You know the type I mean? I'll surf the web, looking for general information about a past or present film or TV project, and then -- lo and behold -- I'll come across some nugget of information that either I've never heard before or just simply downright tickles my fancy. It's the kind of trivia I love to draw attention to, and I've finally figured out a means to do it here on the Main Page. Occasionally, I'll drop one of these 'Command Performance' posts, and I'm intending on using them to draw attention to new names, places, or events added to my citations. I hope you'll have as much discovering these details as I have finding them.
In all honesty, I've known for quite some time about Thomas Edison's involvement in motion pictures. The man invented the motion picture camera, for Pete's sake, so one might find it only reasonable that -- as a venture capitalist the way he was -- he's find some way to make use of it for a profit; and he did so by founding Edison Studios. From what I've read, he may have not have had much to do with the pictures produced; but we give credit where credit is due here at SciFiHistory.Net, and that's kinda/sorta what identifying Mr. Edison for today's Command Performance is all about.
What I didn't know was that the very first filmed presentation of Mary Shelley's immortal Frankenstein was done by Edison Studios!
So the written work that's largely recognized as the first authentic Science Fiction novel by many of the world's brainiest intellectuals, scholars, and academics enjoyed its very first visual interpretation by a film studio founded by Thomas Edison?! I'd say that's a Command Performance, indeed.
Not a wealth of other interesting information has been written about Edison Studios from what I've been able to find. It would seem that no one found much of merit in the production company's catalogue of over 1,000 features, deeming the majority of them as 'forgettable.' Apparently even this incarnation of Frankenstein was missing well after its presentation in 1910 until a copy of it was discovered in the 1970's.

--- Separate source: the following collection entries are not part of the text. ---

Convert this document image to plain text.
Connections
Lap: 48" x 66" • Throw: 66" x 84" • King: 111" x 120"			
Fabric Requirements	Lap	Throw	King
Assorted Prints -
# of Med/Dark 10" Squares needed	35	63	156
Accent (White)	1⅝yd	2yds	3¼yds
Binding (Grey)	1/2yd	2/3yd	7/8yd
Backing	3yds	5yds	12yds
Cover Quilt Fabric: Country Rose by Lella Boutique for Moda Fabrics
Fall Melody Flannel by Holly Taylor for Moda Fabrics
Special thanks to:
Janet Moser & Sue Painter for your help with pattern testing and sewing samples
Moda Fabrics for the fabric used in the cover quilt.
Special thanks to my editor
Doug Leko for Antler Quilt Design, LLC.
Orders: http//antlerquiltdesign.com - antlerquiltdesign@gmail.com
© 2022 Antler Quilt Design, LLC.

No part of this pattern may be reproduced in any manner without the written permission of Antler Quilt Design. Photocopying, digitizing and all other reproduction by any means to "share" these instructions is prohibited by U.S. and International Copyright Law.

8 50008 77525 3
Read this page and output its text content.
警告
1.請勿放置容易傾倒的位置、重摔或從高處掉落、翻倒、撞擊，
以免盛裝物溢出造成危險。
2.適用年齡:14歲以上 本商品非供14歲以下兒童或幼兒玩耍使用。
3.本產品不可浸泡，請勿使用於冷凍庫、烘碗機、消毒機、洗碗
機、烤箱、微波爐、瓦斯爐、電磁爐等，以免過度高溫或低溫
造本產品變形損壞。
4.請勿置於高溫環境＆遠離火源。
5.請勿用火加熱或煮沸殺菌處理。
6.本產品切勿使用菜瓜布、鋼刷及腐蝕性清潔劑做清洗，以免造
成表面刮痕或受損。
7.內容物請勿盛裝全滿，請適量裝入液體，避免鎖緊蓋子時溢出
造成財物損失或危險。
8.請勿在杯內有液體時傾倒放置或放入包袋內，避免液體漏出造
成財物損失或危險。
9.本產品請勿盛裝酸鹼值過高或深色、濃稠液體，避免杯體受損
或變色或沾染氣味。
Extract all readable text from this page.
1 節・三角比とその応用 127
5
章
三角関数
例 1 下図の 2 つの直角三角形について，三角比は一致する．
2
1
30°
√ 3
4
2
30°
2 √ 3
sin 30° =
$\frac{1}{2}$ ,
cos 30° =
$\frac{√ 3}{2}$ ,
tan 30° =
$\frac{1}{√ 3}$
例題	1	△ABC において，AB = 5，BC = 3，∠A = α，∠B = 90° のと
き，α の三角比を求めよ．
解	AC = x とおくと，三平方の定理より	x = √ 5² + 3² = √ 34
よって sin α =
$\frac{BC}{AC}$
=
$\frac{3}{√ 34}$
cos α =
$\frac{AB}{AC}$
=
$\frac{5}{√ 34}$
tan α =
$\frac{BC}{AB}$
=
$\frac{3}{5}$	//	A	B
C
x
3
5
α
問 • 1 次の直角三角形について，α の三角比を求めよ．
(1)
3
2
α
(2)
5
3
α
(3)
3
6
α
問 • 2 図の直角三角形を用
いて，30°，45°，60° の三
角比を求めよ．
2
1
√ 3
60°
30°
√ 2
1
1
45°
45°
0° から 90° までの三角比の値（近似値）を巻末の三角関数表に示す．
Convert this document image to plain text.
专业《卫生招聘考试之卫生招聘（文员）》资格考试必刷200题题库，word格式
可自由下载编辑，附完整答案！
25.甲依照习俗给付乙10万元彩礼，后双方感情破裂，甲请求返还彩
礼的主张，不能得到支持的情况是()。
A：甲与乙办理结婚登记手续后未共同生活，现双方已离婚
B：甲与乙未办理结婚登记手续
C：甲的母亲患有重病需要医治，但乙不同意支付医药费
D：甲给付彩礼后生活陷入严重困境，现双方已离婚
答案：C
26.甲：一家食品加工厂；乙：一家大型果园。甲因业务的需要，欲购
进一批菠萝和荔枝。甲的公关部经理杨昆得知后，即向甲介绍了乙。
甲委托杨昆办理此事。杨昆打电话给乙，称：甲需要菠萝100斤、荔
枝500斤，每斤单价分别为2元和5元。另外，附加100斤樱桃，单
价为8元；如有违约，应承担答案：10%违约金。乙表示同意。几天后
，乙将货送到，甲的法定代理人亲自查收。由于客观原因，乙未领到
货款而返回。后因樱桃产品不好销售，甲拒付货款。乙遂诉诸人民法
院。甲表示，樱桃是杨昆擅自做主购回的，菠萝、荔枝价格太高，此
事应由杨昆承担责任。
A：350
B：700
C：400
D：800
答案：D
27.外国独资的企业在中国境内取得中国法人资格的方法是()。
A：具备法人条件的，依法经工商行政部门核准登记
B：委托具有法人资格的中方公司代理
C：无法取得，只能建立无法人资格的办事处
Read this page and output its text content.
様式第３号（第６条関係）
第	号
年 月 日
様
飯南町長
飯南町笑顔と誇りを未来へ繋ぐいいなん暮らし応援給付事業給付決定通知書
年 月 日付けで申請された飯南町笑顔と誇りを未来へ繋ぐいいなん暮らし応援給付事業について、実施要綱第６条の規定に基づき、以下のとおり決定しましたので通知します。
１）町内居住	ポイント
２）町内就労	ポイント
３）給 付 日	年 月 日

Now with the advent of modern technology it can be seen (for a price, of course) up on Amazon Video for those interested.
Again, I fully acknowledge that Edison himself was most likely not attached in any capacity to the motion picture short ... but Science Fiction certainly owes a modicum of respect to the man whose decisions inevitably helped shape the genre we spend so much of our time within.
As always, thanks for reading ... and live long and prosper!